При таком положении вещей Батюк готов был расстаться даже с хорошим начальником штаба. Жаль только, что его забирали во фронт. Батюк не любил, когда его бывшие подчиненные работали в вышестоящих штабах.

И о том, что Барабанов застрелился, и о том, что остался жив, Батюк узнал уже после отъезда командующего фронтом. То, что Барабанов стрелялся, Батюка возмутило больше, чем все, что он натворил в пьяном виде. Самоубийц Батюк презирал и для самого себя такой возможности не признавал, считая, что человек должен бороться за жизнь до последнего дыхания, пока не убьют. «Подумаешь, испугался штрафного батальона! Во-первых, еще не вечер, не за командиром дивизии последнее слово, а во-вторых, и в штрафном можно ранением отделаться и опять в люди выйти. Если и там пуля в грудь, так все же в бою, а не сам себе!»

То, что Барабанов наделал дел в пьяном виде, злило Батюка, хотя для него не было новостью, что Барабанов мог выпить лишнего. «Подвел, сукин сын, – сердито думал Батюк, – сам выпросился на полк и подвел! А ведь целиком обязан. Кто бы ему, дураку, дал полк? Распустил там хвост на самостоятельной должности и подвел… Конечно, Серпилин, если б хотел, мог поначалу замять, знал, что, не замяв, доставит неприятность лично командующему, но не принял во внимание».

С утра Батюк был в гневе на Серпилина. Но теперь, после того как Барабанов стрелялся, этот гнев отошел на второй план. Теперь уже не было вопроса, можно или нельзя замять. Сейчас замять было уже нельзя.

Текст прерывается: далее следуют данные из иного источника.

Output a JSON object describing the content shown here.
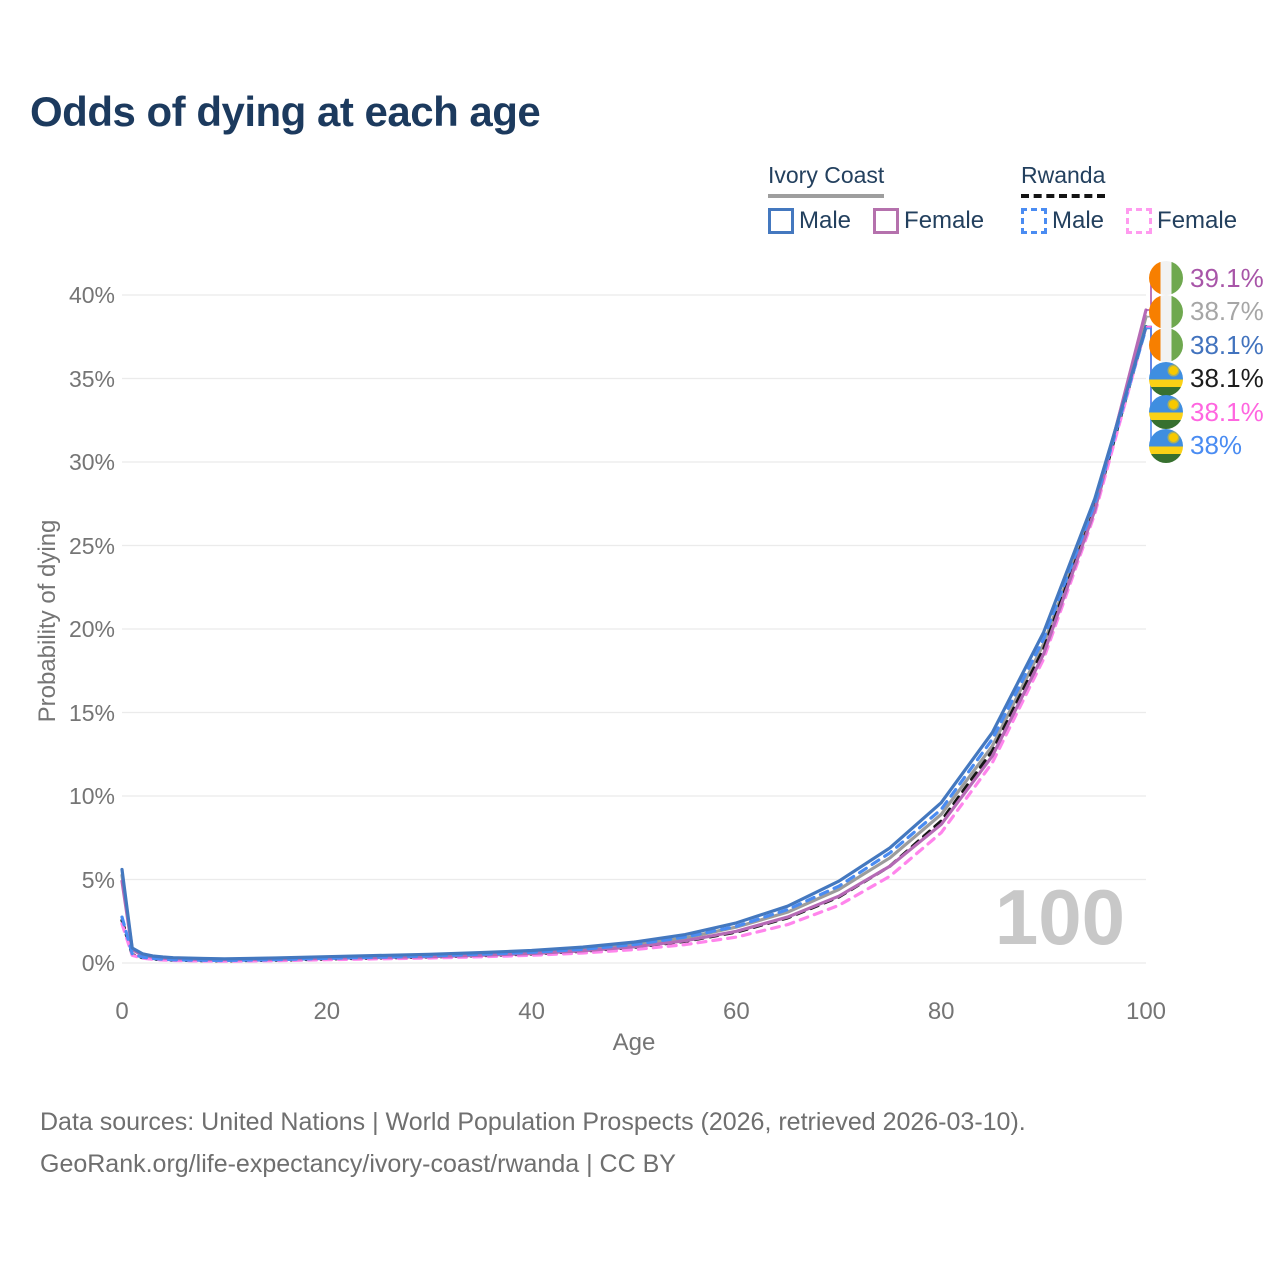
{
  "title": "Odds of dying at each age",
  "watermark": "100",
  "y_axis": {
    "label": "Probability of dying",
    "tick_labels": [
      "0%",
      "5%",
      "10%",
      "15%",
      "20%",
      "25%",
      "30%",
      "35%",
      "40%"
    ],
    "tick_values": [
      0,
      5,
      10,
      15,
      20,
      25,
      30,
      35,
      40
    ]
  },
  "x_axis": {
    "label": "Age",
    "tick_labels": [
      "0",
      "20",
      "40",
      "60",
      "80",
      "100"
    ],
    "tick_values": [
      0,
      20,
      40,
      60,
      80,
      100
    ]
  },
  "legend": {
    "groups": [
      {
        "label": "Ivory Coast",
        "underline_style": "solid",
        "underline_color": "#9E9E9E",
        "items": [
          {
            "label": "Male",
            "color": "#4478BF",
            "dashed": false
          },
          {
            "label": "Female",
            "color": "#B571AD",
            "dashed": false
          }
        ]
      },
      {
        "label": "Rwanda",
        "underline_style": "dashed",
        "underline_color": "#141414",
        "items": [
          {
            "label": "Male",
            "color": "#4A8CF2",
            "dashed": true
          },
          {
            "label": "Female",
            "color": "#FF9BEF",
            "dashed": true
          }
        ]
      }
    ]
  },
  "chart_data": {
    "type": "line",
    "title": "Odds of dying at each age",
    "xlabel": "Age",
    "ylabel": "Probability of dying",
    "xlim": [
      0,
      100
    ],
    "ylim_percent": [
      0,
      40
    ],
    "grid": "horizontal-only",
    "legend_position": "top-right",
    "x_ages": [
      0,
      1,
      2,
      3,
      4,
      5,
      8,
      10,
      15,
      20,
      25,
      30,
      35,
      40,
      45,
      50,
      55,
      60,
      65,
      70,
      75,
      80,
      85,
      90,
      95,
      100
    ],
    "series": [
      {
        "name": "Ivory Coast Female",
        "country": "Ivory Coast",
        "sex": "Female",
        "color": "#B56AB5",
        "dashed": false,
        "flag": "ivory-coast",
        "end_label": "39.1%",
        "end_label_color": "#A855A8",
        "values_percent": [
          4.9,
          0.8,
          0.46,
          0.35,
          0.29,
          0.25,
          0.21,
          0.2,
          0.22,
          0.28,
          0.33,
          0.38,
          0.46,
          0.57,
          0.73,
          0.97,
          1.33,
          1.9,
          2.75,
          4.0,
          5.8,
          8.3,
          12.4,
          18.5,
          27.1,
          39.1
        ]
      },
      {
        "name": "Ivory Coast Both sexes",
        "country": "Ivory Coast",
        "sex": "Both",
        "color": "#9C9C9C",
        "dashed": false,
        "flag": "ivory-coast",
        "end_label": "38.7%",
        "end_label_color": "#A6A6A6",
        "values_percent": [
          5.25,
          0.85,
          0.5,
          0.38,
          0.32,
          0.28,
          0.24,
          0.22,
          0.26,
          0.33,
          0.39,
          0.45,
          0.54,
          0.66,
          0.84,
          1.1,
          1.5,
          2.15,
          3.05,
          4.4,
          6.3,
          8.9,
          13.0,
          19.1,
          27.4,
          38.7
        ]
      },
      {
        "name": "Ivory Coast Male",
        "country": "Ivory Coast",
        "sex": "Male",
        "color": "#4478BF",
        "dashed": false,
        "flag": "ivory-coast",
        "end_label": "38.1%",
        "end_label_color": "#4273BE",
        "values_percent": [
          5.6,
          0.9,
          0.55,
          0.42,
          0.36,
          0.32,
          0.27,
          0.25,
          0.3,
          0.38,
          0.45,
          0.52,
          0.62,
          0.75,
          0.95,
          1.25,
          1.7,
          2.4,
          3.4,
          4.9,
          6.9,
          9.6,
          13.8,
          19.8,
          27.8,
          38.1
        ]
      },
      {
        "name": "Rwanda Both sexes",
        "country": "Rwanda",
        "sex": "Both",
        "color": "#161616",
        "dashed": true,
        "flag": "rwanda",
        "end_label": "38.1%",
        "end_label_color": "#1C1C1C",
        "values_percent": [
          2.55,
          0.5,
          0.32,
          0.24,
          0.2,
          0.17,
          0.14,
          0.13,
          0.17,
          0.24,
          0.3,
          0.36,
          0.44,
          0.54,
          0.7,
          0.94,
          1.3,
          1.85,
          2.7,
          3.95,
          5.8,
          8.5,
          12.7,
          18.8,
          27.2,
          38.1
        ]
      },
      {
        "name": "Rwanda Female",
        "country": "Rwanda",
        "sex": "Female",
        "color": "#FF85EC",
        "dashed": true,
        "flag": "rwanda",
        "end_label": "38.1%",
        "end_label_color": "#FF66E0",
        "values_percent": [
          2.35,
          0.46,
          0.29,
          0.22,
          0.18,
          0.15,
          0.12,
          0.11,
          0.14,
          0.2,
          0.25,
          0.3,
          0.37,
          0.46,
          0.6,
          0.8,
          1.1,
          1.55,
          2.3,
          3.45,
          5.2,
          7.8,
          12.0,
          18.2,
          26.9,
          38.1
        ]
      },
      {
        "name": "Rwanda Male",
        "country": "Rwanda",
        "sex": "Male",
        "color": "#4A8CF2",
        "dashed": true,
        "flag": "rwanda",
        "end_label": "38%",
        "end_label_color": "#4A8CF2",
        "values_percent": [
          2.75,
          0.55,
          0.35,
          0.27,
          0.22,
          0.19,
          0.16,
          0.15,
          0.2,
          0.28,
          0.35,
          0.42,
          0.52,
          0.64,
          0.82,
          1.1,
          1.55,
          2.2,
          3.2,
          4.6,
          6.6,
          9.2,
          13.4,
          19.4,
          27.5,
          38.0
        ]
      }
    ]
  },
  "footer": {
    "line1": "Data sources: United Nations | World Population Prospects (2026, retrieved 2026-03-10).",
    "line2": "GeoRank.org/life-expectancy/ivory-coast/rwanda | CC BY"
  }
}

«Отправлять в штрафной батальон Барабанова теперь навряд ли придется: сам себя наказал, а два раза не наказывают, но из партии, дурака, исключат за такие дела. Тут уж Захарова не переспоришь», – подумал Батюк.

С такими людьми, как Барабанов, которые заведомо ему неровня, Батюк, если имел к ним расположение, был по-хозяйски груб и добр. С ними он был другим человеком, чем с теми, кто способен был критически отнестись к его суждениям и мог, по его мнению, подставить ему ножку или обойти по службе, а обходивших его по службе в последнее время появлялось все больше.

Говоря, что Барабанов спас когда-то Батюка, люди преувеличивали: не спас, а просто вместе с другими тащил его, раненного. Зато Батюк в самом деле спас Барабанова от смерти: на своих могучих плечах вынес с поля боя в сорок втором под Харьковом во время всеобщей неразберихи. Вынес, а потом, нарвавшись на немцев, положил Барабанова рядом с собой, отстреливался из автомата и отбился: четырех уложил, а остальные отошли и сгинули, пошли искать добычу полегче, не знали, что отстреливается от них, оставшись один как перст, сам генерал-лейтенант Батюк. А потом опять взвалил Барабанова на плечи и дошел-таки до своих, до отступавшего в панике полка. Командира полка – в рядовые за трусость, а полк привел в порядок и вывел. Так было на самом деле у них с Барабановым, и за то, что он сам сделал для Барабанова, Батюк любил его больше, чем за что-нибудь другое, любил и сейчас, хотя был до крайности зол на него.